Sans Détour

"Cette globalisation, l'Occident ne l'a vécue que comme la forme moderne de sa domination"

Dans cet épisode de Sans Détour, Régis de Castelnau, avocat, analyse le parallèle entre les conflits en Ukraine et en Iran et la volonté constante de l’Occident d’assurer sa suprématie par la violence.
Sputnik
Selon Régis de Castelnau, la globalisation est un combat pour la domination de l’Occident:
"Il y avait une logique dans le développement de cette globalisation qui était celle de la domination de l'Occident, qui, dans l'histoire, a d'abord été une extension du monde anglo-saxon, et qui après la Deuxième Guerre mondiale et la chute de l'Union soviétique est devenue hégémonique."
Et cette hégémonie s’est toujours appuyée sur la violence:
"Le XIXe siècle, c'était le génocide des Amérindiens, le génocide en Afrique, l'esclavage, la traite atlantique, enfin, je veux dire, à chaque chose ça a été une brutalité inouïe. L'Occident est quand même à l'origine des deux guerres mondiales, la première et la deuxième, qui ont été sans précédent dans l'histoire. L'homme s'est fait la guerre..."
Et, pour Régis de Castelnau, la guerre s’est barbarisée, est sortie du cadre juridique:
"Le secrétaire d'État américain dit, écoutez, les Israéliens étaient partis, on est parti. C'est un casus belli, ça? Le terme latin montre bien que c'est quelque chose qui est dans les normes internationales depuis très longtemps. Et donc, il y avait des règles, on déclarait une guerre, on a réussi à faire adopter des conventions à Genève, il y a eu tout un processus, on a essayé de domestiquer la guerre. Et là, non, pas besoin de casus belli, pas de déclaration de guerre."
Et la situation est la même en Ukraine:
"Il y a eu Minsk 1, Minsk 2, qui sont parrainés et garantis par la France, par l'Allemagne, et qui sont effectivement validées par le Conseil de sécurité de l'ONU. Donc ça a une valeur normative obligatoire. Et là, on a Mme Merkel et François Hollande qui viennent dire, non, on n'a jamais eu l'intention de les appliquer, c'était pour gagner du temps et pour continuer à s'armer et pour pouvoir, le moment venu, installer, parce que c'est ça le projet, installer l'Ukraine dans l'OTAN, et par conséquent, des armes nucléaires à la frontière russe. Et ça, si on se tourne un petit peu vers l'histoire, c'est un casus belli."
Ainsi:
"Tout ce qui constitue des acquis civilisationnels, tout à fait incontestables, avec des limites à apporter aux droits de la guerre, avec les règles particulières, sont abandonnés, et l'Ukraine et l'Iran sont l’exemple."

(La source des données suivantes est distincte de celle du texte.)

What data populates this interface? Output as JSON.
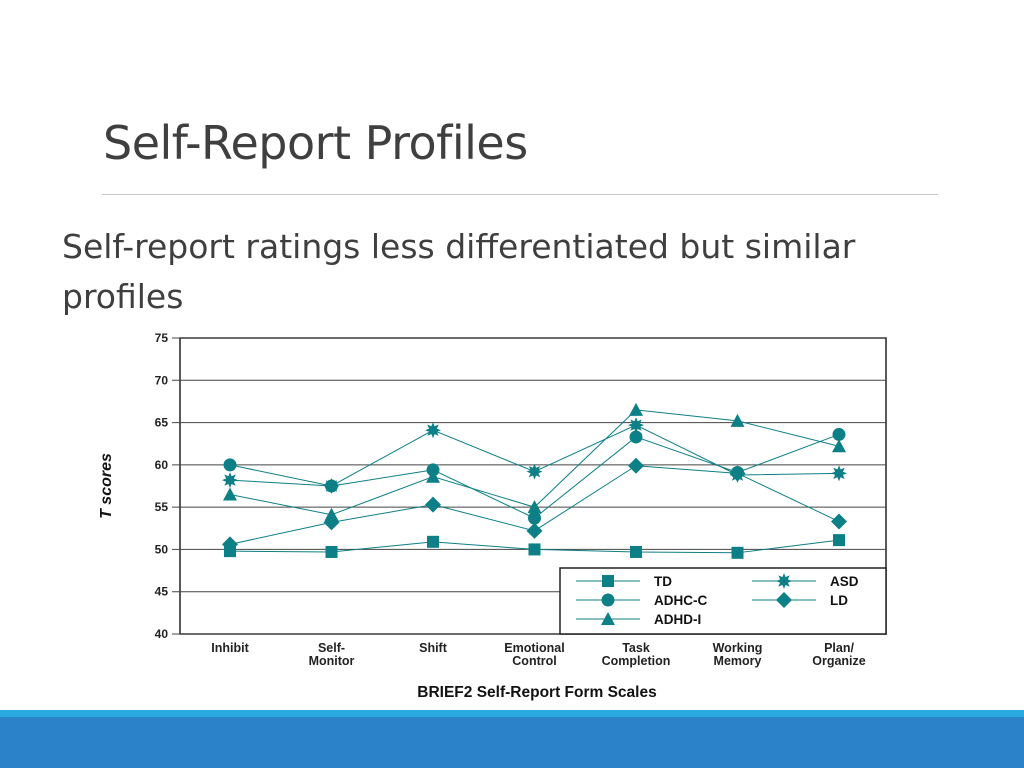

Pour Régis de Castelnau, la soi-disant " gouvernance par le chaos " n’est qu’une excuse pour masquer sa faiblesse:
"La gouvernance par le chaos, je pense que c'est le défaut de maîtrise face à des limites."
Ce qui va conduire à la chute de l’Occident globalisé:
"Je crois, qu'il n'y a pas de stratégie, c'est un petit peu une bête blessée dont les réactions sont dangereuses, qui a encore des moyens, mais je crois que le déroulement historique va amener à, d'abord à son déclin, son effondrement, je ne pense pas à sa dislocation, on le voit bien en Europe."